All HEK-293T cell lines were grown in DMEM containing 10% fetal calf serum (FCS) and 1× anti-biotic/anti-mycotic (complete medium) at 37°C and 5% CO₂. MCU_KO, MICU1_KO and MICU2_KO HEK-293T cells were a generous gift from Dr. Vamsi Mootha. See Supplementary Experimental Procedures for detailed information regarding generation of stable cells lines and constructs used.

Simultaneous Determination of Mitochondrial Ca²⁺ Uptake and Membrane Potential in Permeabilized Cells

Simultaneous measurement of mitochondrial Ca²⁺ uptake and IMM potential (ΔΨ_m) in permeabilized HEK-293T cells was performed as described (Mallilankaraman et al., 2012), with fluorescence measurements calibrated to represent bath [Ca²⁺]. For detailed information see Supplementary Experimental Procedures.

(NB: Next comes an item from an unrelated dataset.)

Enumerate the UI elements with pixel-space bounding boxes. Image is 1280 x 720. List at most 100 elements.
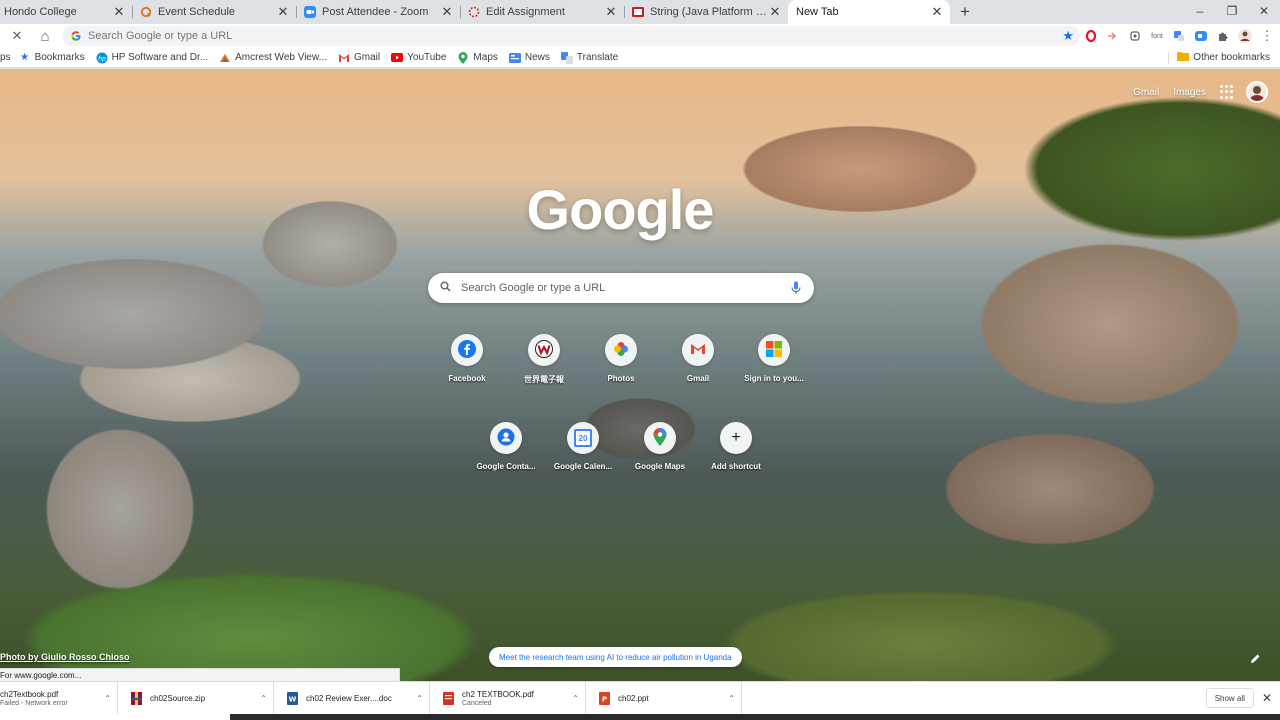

Quantitative Measurement of Basal [Ca²⁺]_m

Basal [Ca²⁺]_m was measured in HEK-293T cells transfected with a mitochondria-targeted version of the fluorescent calcium-indicator protein CAR-GECO1 (mito-CAR-GECO1). For detailed information see Supplementary Experimental Procedures.

Simultaneous Measurement of Cytoplasmic and Mitochondrial [Ca²⁺] in Response to ATP Stimulation

WT and MICU2_KO (HEK-293T), transiently transfected with mito-CAR-GECO1 48 hr prior to loading with 1 μM Fura-2 AM, For detailed information see Supplementary Experimental Procedures.

Statistical Analyses

Initial Ca²⁺ uptake rates in permeabilized cells were determined for each experiment using single-exponential fits from the time of CGP37157 or Ca²⁺ addition (t = 0 sec) to achievement of a new steady-state (t = 300 sec) to obtain parameters A (extent of uptake) and τ (time constant) (Igor 6 Pro). The instantaneous rate of uptake (R) at t = 0 is equal to the first derivative of the fit, and standard deviations (SD) of rates were calculated from standard deviations of A (SD_A) and τ (SD_τ) as follows:

$$\mathbf{R}=\mathbf{A}/\mathbf{\tau }\mathbf{R}+\mathbf{SD}=(\mathbf{A}+\mathbf{S}{\mathbf{D}}_{\mathbf{A}})/(\mathbf{\tau }-\mathbf{S}{\mathbf{D}}_{\mathrm{\tau }})\text{and}\mathbf{R}-\mathbf{SD}=(\mathbf{A}-\mathbf{S}{\mathbf{D}}_{\mathbf{A}})/(\mathbf{\tau }+\mathbf{S}{\mathbf{D}}_{\mathrm{\tau }})$$

Independent, normally-distributed rate measurements and mean resting [Ca²⁺]_m from bulk-cell assays were analyzed using one-way ANOVA and Bonferroni’s multiple comparisons t-test. Only pairwise comparisons between WT and each cell line are shown for clarity. Whereas unequal variances between populations are evident, assumption of equal variances rendered it less likely to find significant differences. Western blot quantification of band intensity from n = 3 independent experiments and quantification of the increase in [Ca²⁺]_m divided by the increase in [Ca²⁺]_c (Δ[Ca²⁺]_m/Δ[Ca²⁺]_c) in agonist-stimulated intact cells display normal distributions and approximately equal variances, and were analyzed using Student’s t-test. All statistical tests were performed using GraphPad Prism 7.0. P-values < 0.05 (*) and < 0.01 (**) were considered statistically significant.